Elon Musk’s SpaceX is reportedly preparing another insider share sale that would value the rocket and satellite company at roughly $800 billion, a move that would more than double its last reported valuation and likely restore its status as the world’s most valuable private company.

According to multiple reports citing people familiar with the talks, SpaceX Chief Financial Officer Bret Johnsen has informed investors in recent days that the company plans a new secondary share sale—a tender offer in which existing shareholders, such as employees and early backers, sell stock to outside investors. SpaceX itself has not publicly commented.

If completed at the mooted price, the deal would mark a dramatic jump from SpaceX’s roughly $400 billion valuation in a similar insider sale earlier this year and would put the company ahead of OpenAI, which was valued at about $500 billion in an employee share sale in October.


What This New SpaceX Share Sale Actually Is

Crucially, the proposed transaction is not a traditional venture funding round in which SpaceX issues new stock to raise fresh capital. Instead, it is described as a secondary share sale (also called a tender offer), where outside investors buy existing shares from insiders.

Tender offers have become a hallmark of SpaceX’s capital strategy. Over the last several years, the company has repeatedly used these insider sales to:

  • Give employees and early investors a way to cash out without an initial public offering (IPO).
  • Refresh the company’s implied valuation based on private-market demand.
  • Avoid the regulatory scrutiny and quarterly reporting that come with being public.

In a 2024 tender-offer cycle, Elon Musk emphasized that SpaceX had “no need for additional capital” and was even buying back shares, underscoring that these deals are primarily about liquidity and price discovery, not plugging a funding gap.Reuters

This latest deal appears to follow the same playbook. Reports so far suggest:

  • Counterparties: Primarily existing institutional investors and select new backers.
  • Use of proceeds: Cash goes to selling shareholders, not to SpaceX’s balance sheet.
  • Status: Discussions are ongoing; terms and final valuation could still change before a formal tender launch.
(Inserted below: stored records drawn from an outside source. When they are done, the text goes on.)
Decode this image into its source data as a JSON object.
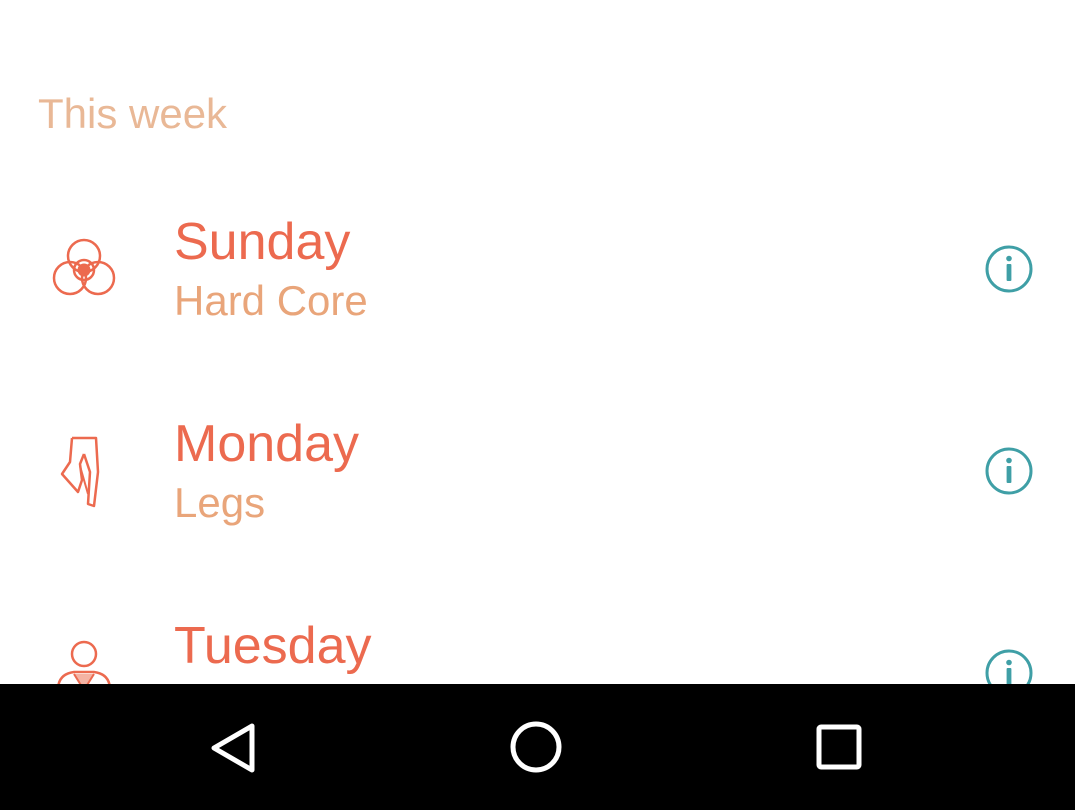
{
  "section": {
    "title": "This week"
  },
  "days": [
    {
      "day": "Sunday",
      "workout": "Hard Core",
      "icon": "core-icon"
    },
    {
      "day": "Monday",
      "workout": "Legs",
      "icon": "legs-icon"
    },
    {
      "day": "Tuesday",
      "workout": "",
      "icon": "upper-body-icon"
    }
  ],
  "colors": {
    "header": "#e9b896",
    "day": "#ec6a4f",
    "workout": "#e9a57a",
    "info": "#3f9fa6",
    "navbar": "#000000"
  },
  "navbar": {
    "buttons": [
      "back-icon",
      "home-icon",
      "recents-icon"
    ]
  }
}
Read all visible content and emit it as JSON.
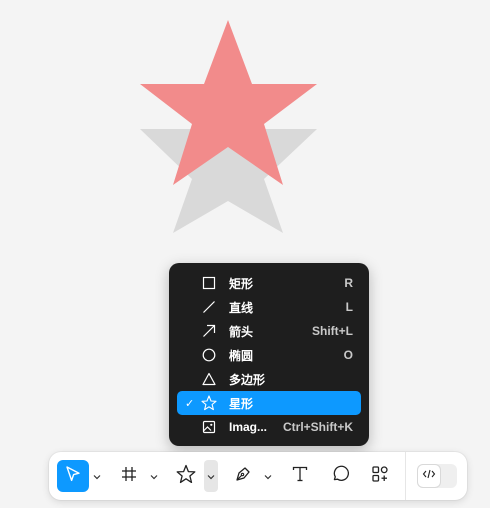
{
  "canvas": {
    "star_fill": "#f28b8b",
    "shadow_star_fill": "#d9d9d9",
    "background": "#f4f4f4"
  },
  "shape_menu": {
    "items": [
      {
        "icon": "rectangle-icon",
        "label": "矩形",
        "shortcut": "R",
        "selected": false
      },
      {
        "icon": "line-icon",
        "label": "直线",
        "shortcut": "L",
        "selected": false
      },
      {
        "icon": "arrow-icon",
        "label": "箭头",
        "shortcut": "Shift+L",
        "selected": false
      },
      {
        "icon": "ellipse-icon",
        "label": "椭圆",
        "shortcut": "O",
        "selected": false
      },
      {
        "icon": "polygon-icon",
        "label": "多边形",
        "shortcut": "",
        "selected": false
      },
      {
        "icon": "star-icon",
        "label": "星形",
        "shortcut": "",
        "selected": true
      },
      {
        "icon": "image-icon",
        "label": "Imag...",
        "shortcut": "Ctrl+Shift+K",
        "selected": false
      }
    ],
    "check_mark": "✓"
  },
  "toolbar": {
    "accent": "#0d99ff",
    "tools": [
      {
        "icon": "move-cursor-icon",
        "active": true
      },
      {
        "icon": "frame-icon",
        "active": false
      },
      {
        "icon": "star-icon",
        "active": false
      },
      {
        "icon": "pen-icon",
        "active": false
      },
      {
        "icon": "text-icon",
        "active": false
      },
      {
        "icon": "comment-icon",
        "active": false
      },
      {
        "icon": "actions-icon",
        "active": false
      },
      {
        "icon": "dev-mode-icon",
        "active": false
      }
    ]
  }
}
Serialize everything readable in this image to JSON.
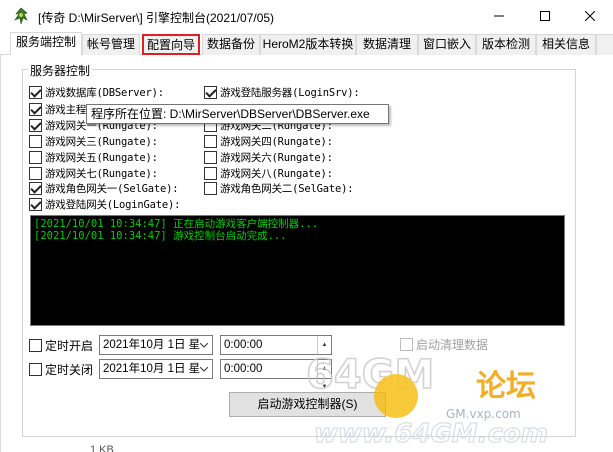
{
  "window": {
    "title": "[传奇 D:\\MirServer\\] 引擎控制台(2021/07/05)"
  },
  "tabs": [
    {
      "label": "服务端控制"
    },
    {
      "label": "帐号管理"
    },
    {
      "label": "配置向导"
    },
    {
      "label": "数据备份"
    },
    {
      "label": "HeroM2版本转换"
    },
    {
      "label": "数据清理"
    },
    {
      "label": "窗口嵌入"
    },
    {
      "label": "版本检测"
    },
    {
      "label": "相关信息"
    }
  ],
  "group": {
    "title": "服务器控制"
  },
  "checkboxes": {
    "db_server": {
      "label": "游戏数据库(DBServer):",
      "checked": true
    },
    "login_srv": {
      "label": "游戏登陆服务器(LoginSrv):",
      "checked": true
    },
    "m2_server": {
      "label": "游戏主程",
      "checked": true
    },
    "run_gate_1": {
      "label": "游戏网关一(Rungate):",
      "checked": true
    },
    "run_gate_2": {
      "label": "游戏网关二(Rungate):",
      "checked": false
    },
    "run_gate_3": {
      "label": "游戏网关三(Rungate):",
      "checked": false
    },
    "run_gate_4": {
      "label": "游戏网关四(Rungate):",
      "checked": false
    },
    "run_gate_5": {
      "label": "游戏网关五(Rungate):",
      "checked": false
    },
    "run_gate_6": {
      "label": "游戏网关六(Rungate):",
      "checked": false
    },
    "run_gate_7": {
      "label": "游戏网关七(Rungate):",
      "checked": false
    },
    "run_gate_8": {
      "label": "游戏网关八(Rungate):",
      "checked": false
    },
    "sel_gate_1": {
      "label": "游戏角色网关一(SelGate):",
      "checked": true
    },
    "sel_gate_2": {
      "label": "游戏角色网关二(SelGate):",
      "checked": false
    },
    "login_gate": {
      "label": "游戏登陆网关(LoginGate):",
      "checked": true
    }
  },
  "tooltip": {
    "text": "程序所在位置: D:\\MirServer\\DBServer\\DBServer.exe"
  },
  "console": {
    "lines": [
      "[2021/10/01 10:34:47] 正在启动游戏客户端控制器...",
      "[2021/10/01 10:34:47] 游戏控制台启动完成..."
    ]
  },
  "schedule": {
    "start": {
      "label": "定时开启",
      "checked": false,
      "date": "2021年10月 1日 星",
      "time": "0:00:00"
    },
    "stop": {
      "label": "定时关闭",
      "checked": false,
      "date": "2021年10月 1日 星",
      "time": "0:00:00"
    },
    "auto_clear": {
      "label": "启动清理数据",
      "checked": false
    }
  },
  "buttons": {
    "start_controller": "启动游戏控制器(S)"
  },
  "status": {
    "partial_text": "1 KB"
  },
  "watermark": {
    "text": "64GM论坛",
    "url": "www.64GM.com",
    "sub": "GM.vxp.com"
  },
  "colors": {
    "console_bg": "#000000",
    "console_text": "#00d000",
    "highlight_border": "#e02020"
  }
}
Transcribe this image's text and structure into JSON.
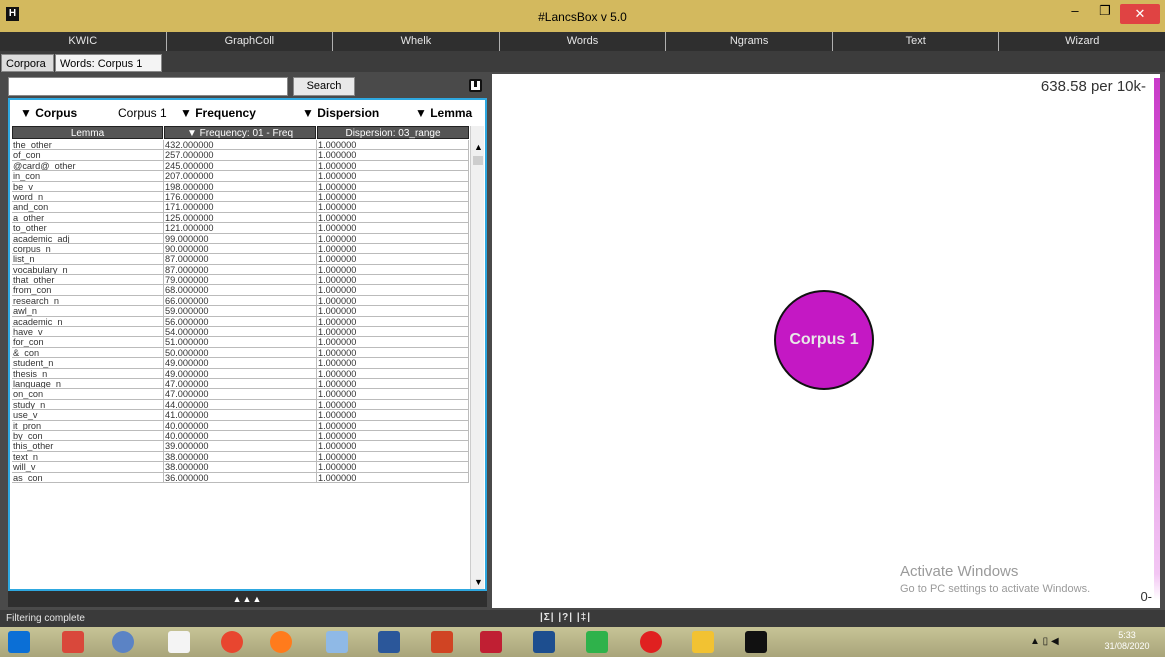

From $210 Billion to a Potential $800 Billion: SpaceX’s Valuation Lift-Off

Even by Silicon Valley standards, SpaceX’s valuation trajectory over the past two years has been extraordinary. Private-market deals and tender offers reported since 2023 show a steep climb:

  • Mid‑2024: An internal tender reportedly valued SpaceX at around $210 billion at a share price near $112.
  • Late 2024: Media reports described discussions for a share sale at roughly $255 billion.
  • December 2024: A large tender offer at $185 per share implied a valuation of about $350 billion, at the time making SpaceX the world’s most valuable startup.
  • July 2025: Another insider sale at roughly $212 per share pushed the valuation to around $400 billion.

Now, just a few months later, SpaceX is said to be circling an $800 billion figure—essentially doubling its paper value again.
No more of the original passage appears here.